North Korea fired a ballistic missile into the sea, the U.S. military said, its first weapons launch in about two months and a signal it isn't interested in rejoining denuclearisation talks anytime soon and would rather focus on boosting its weapons arsenal. The launch came after North Korean leader Kim Jong Un vowed to further strengthen his military capability - without disclosing any new policies toward the United States or South Korea - at a high-profile ruling party conference last week.

The U.S. Indo-Pacific Command said the ballistic missile launch "highlights the destabilising impact of (North Korea's) illicit weapons program" but didn't pose an immediate threat to U.S. territory or its allies. It said in a statement that the U.S. commitment to the defense of its allies, South Korea and Japan, remains "ironclad." South Korea's military said a suspected ballistic missile fired from North Korea's mountainous northern Jagang province flew toward its eastern waters.

Germany shut down half of the six nuclear plants it still has in operation, a year before the country draws the final curtain on its decades-long use of atomic power.
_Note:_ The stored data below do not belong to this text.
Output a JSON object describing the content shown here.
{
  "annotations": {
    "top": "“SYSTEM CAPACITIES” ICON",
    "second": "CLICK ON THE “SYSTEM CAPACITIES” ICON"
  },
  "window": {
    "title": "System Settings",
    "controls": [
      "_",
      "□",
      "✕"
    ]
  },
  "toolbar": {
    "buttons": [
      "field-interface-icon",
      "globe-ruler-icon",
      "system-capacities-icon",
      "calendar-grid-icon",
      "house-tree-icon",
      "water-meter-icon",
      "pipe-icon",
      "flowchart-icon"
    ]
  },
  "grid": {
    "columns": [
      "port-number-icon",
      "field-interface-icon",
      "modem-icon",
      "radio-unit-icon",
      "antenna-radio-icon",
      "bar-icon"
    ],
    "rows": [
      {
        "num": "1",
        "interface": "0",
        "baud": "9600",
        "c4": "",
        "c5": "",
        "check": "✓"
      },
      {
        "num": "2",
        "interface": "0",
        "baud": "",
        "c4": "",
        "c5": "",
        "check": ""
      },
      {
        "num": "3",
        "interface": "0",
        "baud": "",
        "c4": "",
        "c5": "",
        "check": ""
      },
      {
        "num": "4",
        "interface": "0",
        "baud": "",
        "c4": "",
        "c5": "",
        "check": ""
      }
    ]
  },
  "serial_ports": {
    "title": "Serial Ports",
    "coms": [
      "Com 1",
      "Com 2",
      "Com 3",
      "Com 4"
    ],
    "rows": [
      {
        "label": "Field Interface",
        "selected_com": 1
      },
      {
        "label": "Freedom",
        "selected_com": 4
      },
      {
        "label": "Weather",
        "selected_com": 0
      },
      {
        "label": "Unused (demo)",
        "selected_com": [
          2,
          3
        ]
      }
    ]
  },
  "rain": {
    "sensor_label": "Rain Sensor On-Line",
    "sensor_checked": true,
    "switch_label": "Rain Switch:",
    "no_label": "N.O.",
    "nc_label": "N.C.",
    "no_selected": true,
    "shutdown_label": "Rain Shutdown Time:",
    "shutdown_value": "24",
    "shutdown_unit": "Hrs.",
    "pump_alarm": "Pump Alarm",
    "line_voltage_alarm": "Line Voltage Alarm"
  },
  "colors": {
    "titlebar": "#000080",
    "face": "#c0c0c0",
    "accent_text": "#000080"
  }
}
The decision to phase out nuclear power and shift from fossil fuels to renewable energy was first taken by the center-left government of Gerhard Schroeder in 2002. His successor, Angela Merkel, reversed her decision to extend the lifetime of Germany's nuclear plants in the wake of the 2011 Fukushima disaster in Japan and set 2022 as the final deadline for shutting them down.

The three reactors now being shuttered were first powered up in the mid-1980s. Together they provided electricity to millions of German households for almost four decades. One of the plants - Brokdorf, located northwest of Hamburg on the Elbe River - became a particular focus of anti-nuclear protests that were fueled by the 1986 Chernobyl catastrophe in the Soviet Union.